When it rains it pours
It was a natural disaster but the high death toll was a testament to criminal state negligence.This late monsoon storm was not a surprise. Weather forecasts had warned of heavy precipitation a week before, the Met Office predicted heavy rain on 27-28 September, SMS warned people to take precaution, radio stations issued bulletins, and night buses were banned in 56 districts.
The tragedy was compounded because we knew what was coming, and did not do enough to prepare. The accurate weather forecast made no real difference on the ground. When it started raining on Thursday morning and did not stop till Saturday, there was no sense of the scale of this emergency.
More than 200 people lost their lives, dozens are still missing. Thousands of homes were swept away, Nepal lost nearly half its electricity generation capacity because of damage to power plants, Kathmandu has been nearly cut off with bridges and sections of highways swept away.

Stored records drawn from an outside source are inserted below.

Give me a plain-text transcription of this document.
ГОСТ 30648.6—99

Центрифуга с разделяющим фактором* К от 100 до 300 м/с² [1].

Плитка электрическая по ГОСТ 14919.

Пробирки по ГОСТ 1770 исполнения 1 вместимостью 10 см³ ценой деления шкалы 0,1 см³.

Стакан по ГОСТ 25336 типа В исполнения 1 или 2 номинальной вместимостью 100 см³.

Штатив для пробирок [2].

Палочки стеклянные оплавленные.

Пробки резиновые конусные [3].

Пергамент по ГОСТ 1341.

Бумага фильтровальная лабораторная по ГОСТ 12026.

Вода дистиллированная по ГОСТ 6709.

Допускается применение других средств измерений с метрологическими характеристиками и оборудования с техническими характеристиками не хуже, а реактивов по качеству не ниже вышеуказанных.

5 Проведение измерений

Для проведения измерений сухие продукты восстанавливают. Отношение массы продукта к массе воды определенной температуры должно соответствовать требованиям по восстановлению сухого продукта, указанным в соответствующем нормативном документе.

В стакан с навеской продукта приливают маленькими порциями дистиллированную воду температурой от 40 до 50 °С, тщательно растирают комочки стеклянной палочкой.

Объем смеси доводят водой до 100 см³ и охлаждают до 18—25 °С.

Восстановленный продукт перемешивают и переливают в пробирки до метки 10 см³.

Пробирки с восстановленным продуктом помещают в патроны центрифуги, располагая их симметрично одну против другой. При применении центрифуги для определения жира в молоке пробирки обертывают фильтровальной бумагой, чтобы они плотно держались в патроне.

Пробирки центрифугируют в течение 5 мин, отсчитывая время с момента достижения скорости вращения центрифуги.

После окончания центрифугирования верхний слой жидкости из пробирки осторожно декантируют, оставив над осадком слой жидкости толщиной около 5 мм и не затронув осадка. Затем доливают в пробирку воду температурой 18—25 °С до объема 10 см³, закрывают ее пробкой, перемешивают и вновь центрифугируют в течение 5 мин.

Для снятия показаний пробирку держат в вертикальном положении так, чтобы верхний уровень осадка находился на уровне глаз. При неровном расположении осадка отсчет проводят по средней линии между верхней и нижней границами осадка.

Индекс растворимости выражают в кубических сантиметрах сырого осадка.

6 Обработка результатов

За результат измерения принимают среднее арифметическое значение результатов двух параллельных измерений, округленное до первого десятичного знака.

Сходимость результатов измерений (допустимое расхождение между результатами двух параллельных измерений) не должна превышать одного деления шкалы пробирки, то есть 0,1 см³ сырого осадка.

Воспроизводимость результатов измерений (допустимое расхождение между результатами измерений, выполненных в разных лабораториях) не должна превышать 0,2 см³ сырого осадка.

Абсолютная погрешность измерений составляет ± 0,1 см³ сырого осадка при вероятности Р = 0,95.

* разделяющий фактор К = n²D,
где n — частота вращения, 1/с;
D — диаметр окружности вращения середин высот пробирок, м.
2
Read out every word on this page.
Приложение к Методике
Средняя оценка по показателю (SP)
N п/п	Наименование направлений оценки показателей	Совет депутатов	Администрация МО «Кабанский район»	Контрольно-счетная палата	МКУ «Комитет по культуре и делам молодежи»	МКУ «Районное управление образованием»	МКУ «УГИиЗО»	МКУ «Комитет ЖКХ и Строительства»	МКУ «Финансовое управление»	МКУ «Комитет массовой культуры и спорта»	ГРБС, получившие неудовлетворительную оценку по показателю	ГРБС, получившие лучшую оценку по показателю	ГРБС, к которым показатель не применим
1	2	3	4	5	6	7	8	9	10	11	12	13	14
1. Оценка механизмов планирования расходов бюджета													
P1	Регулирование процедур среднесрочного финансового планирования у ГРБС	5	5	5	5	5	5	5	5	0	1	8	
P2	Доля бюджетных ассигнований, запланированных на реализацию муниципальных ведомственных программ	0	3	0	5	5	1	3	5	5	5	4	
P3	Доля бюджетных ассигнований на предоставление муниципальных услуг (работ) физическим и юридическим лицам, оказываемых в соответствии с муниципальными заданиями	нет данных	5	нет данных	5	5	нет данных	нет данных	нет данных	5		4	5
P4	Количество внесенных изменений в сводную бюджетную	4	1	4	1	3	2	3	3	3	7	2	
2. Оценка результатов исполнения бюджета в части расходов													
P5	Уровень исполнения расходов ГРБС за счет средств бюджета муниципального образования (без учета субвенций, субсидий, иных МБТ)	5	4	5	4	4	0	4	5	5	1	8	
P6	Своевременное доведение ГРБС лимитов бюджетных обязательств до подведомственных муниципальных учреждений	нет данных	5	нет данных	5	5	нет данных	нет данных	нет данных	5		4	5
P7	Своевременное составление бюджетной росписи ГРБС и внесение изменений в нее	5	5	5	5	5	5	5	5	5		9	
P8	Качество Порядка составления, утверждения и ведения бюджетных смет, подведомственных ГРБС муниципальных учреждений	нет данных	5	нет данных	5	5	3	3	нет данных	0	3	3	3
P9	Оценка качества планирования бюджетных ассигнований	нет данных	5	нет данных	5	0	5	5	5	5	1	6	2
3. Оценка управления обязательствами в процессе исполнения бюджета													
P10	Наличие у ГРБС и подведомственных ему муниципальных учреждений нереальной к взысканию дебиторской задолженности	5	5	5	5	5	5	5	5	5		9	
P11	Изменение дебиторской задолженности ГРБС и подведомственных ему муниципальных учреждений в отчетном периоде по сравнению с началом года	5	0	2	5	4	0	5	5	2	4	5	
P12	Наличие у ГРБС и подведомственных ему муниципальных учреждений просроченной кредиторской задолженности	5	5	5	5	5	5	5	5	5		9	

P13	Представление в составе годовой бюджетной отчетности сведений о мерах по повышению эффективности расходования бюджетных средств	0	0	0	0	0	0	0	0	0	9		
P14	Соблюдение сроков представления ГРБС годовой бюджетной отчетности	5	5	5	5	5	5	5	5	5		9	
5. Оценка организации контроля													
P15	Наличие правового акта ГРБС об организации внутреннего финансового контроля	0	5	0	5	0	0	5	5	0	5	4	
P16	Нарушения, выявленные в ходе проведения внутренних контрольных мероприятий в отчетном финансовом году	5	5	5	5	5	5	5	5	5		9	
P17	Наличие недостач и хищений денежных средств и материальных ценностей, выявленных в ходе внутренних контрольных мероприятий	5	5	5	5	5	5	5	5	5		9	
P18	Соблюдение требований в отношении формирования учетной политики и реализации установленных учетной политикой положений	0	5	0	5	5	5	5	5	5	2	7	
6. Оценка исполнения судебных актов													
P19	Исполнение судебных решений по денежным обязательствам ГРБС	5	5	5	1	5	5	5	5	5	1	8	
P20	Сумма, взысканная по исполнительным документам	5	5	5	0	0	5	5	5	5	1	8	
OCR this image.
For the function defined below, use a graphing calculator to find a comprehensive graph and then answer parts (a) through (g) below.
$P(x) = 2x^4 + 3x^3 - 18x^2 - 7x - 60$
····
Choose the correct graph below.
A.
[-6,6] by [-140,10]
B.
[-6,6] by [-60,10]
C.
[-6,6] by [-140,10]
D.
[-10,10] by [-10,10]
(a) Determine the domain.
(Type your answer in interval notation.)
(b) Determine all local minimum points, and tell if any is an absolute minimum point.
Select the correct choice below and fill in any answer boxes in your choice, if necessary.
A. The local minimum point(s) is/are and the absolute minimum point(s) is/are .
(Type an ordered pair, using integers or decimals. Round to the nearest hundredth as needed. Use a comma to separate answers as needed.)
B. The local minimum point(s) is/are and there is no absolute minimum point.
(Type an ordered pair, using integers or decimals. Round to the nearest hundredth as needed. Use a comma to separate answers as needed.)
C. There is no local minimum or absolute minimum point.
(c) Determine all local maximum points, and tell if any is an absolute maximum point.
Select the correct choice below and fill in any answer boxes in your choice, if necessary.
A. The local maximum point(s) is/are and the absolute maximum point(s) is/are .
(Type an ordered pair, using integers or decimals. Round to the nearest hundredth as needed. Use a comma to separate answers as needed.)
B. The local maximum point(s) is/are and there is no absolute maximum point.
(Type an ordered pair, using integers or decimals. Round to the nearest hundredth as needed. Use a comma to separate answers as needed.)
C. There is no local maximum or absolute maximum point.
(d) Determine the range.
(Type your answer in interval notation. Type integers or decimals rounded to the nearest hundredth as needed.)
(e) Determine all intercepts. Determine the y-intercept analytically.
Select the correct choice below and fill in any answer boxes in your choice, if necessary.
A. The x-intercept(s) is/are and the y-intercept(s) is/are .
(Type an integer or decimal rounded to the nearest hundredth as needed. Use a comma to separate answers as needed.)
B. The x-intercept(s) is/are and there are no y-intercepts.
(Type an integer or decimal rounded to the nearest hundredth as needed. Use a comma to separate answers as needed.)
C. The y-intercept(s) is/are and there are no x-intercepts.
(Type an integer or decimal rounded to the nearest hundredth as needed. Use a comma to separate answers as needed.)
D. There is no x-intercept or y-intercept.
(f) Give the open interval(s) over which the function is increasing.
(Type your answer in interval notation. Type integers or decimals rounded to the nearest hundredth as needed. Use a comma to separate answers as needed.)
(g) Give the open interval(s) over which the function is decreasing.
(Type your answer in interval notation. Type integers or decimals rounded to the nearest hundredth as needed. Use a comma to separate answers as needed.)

Yes, this was primarily a natural disaster. Kathmandu Valley and its surroundings got half the average annual precipitation in just 40 hours, the heaviest rainfall measured since records started being kept in 1972. But the high death toll was totally manmade.
Three buses were buried by a mudslide in Dhading, killing at least 35 people. This was an eerie reminder of the Simaltal accident on 12 July when two intercity buses were swept by a mudflow into the Trisuli River at night, killing 62. The buses have still not been found.
In both cases, heavy rainfall on a poorly engineered local road up the mountains triggered the initial landslide that swept debris to the highway below. This was manslaughter, not an ‘accident’.
We said it then, and we are saying it now: most mountain roads follow no reason or science. It is a corruption-fed activity in which local governments and their cronies plan roads ad hoc and rent their own bulldozers. Debris accumulated during construction is dumped over the edge, where monsoon rains wash them to settlements, farms and highways below.
Last weekend’s disaster is a warning that accurate weather early warning is just the first step – it is not enough to prevent a huge loss of life. After the warnings, there should have been door-to-door miking along hazardous river banks urging people to move to higher ground, shelters should have been in place, rescue equipment and rafts pre-positioned, live monitoring of precipitation in the catchments.
The National Disaster Risk Reduction and Management Authority (NDRRMA) was just posting situationers on social media. The Home Ministry became a Ministry of Condolences and Empty Promises.
This disaster is a reminder of the 1993 Central Nepal cloudburst that hit the Lothar Khola in Chitwan, the Kulekhani areas, and highways blocked highways marooning Kathmandu for weeks. More than 1,300 people were killed.
The death toll in Kathmandu this time was compounded by the fact that the city has spread into the floodplains of the Vishnumati, Manohara and other tributaries of the Bagmati. Natural waterways have been hemmed in by streets. The rivers were just reclaiming what was theirs.
Urban pressure has also forced settlements to move up the Valley’s rim, below steep hillsides with topsoil already saturated in the late monsoon. The torrential downpours caused the slopes to fail.
The damage to Upper Tamakosi and dozens of other hydropower plants also is a warning not to put all our eggs in one basket. The Sikkim disaster exactly this time last year was proof that these are at high risk from glacial lake floods and landslide dammed rivers suddenly bursting. More logical would be to build smaller, better designed, plants on many rivers.
The Himalaya is also the youngest and most fragile mountain range on earth, Nepal has always had either too much or too little water, and climate breakdown is making this contrast more extreme. Combined, this means we in Nepal live in a multi-disaster prone country with seismic, hydrological and climate risks.
After multiple floods in early 1990s, a Japanese grant helped set up the Disaster Prevention Technical Centre (DPTC) in Pulchowk, which was later renamed the Department of Water Induced Disaster Management. We have not heard much from them lately.
With the government AWOL, it is ordinary Nepalis who have shown extraordinary courage in saving those being swept by flood water, rescuing babies on canoes (pictured), or digging for passengers trapped in buses buried by landslides. The Nepal Army and the Police rescued thousands, but there was an absence of coordination.
Now, the attention must focus on urgent relief and rehabilitation. But that might be a tall ask just before everything shuts down for Dasain, and when governance fails, lack of accountability and transparency is the norm even without holidays.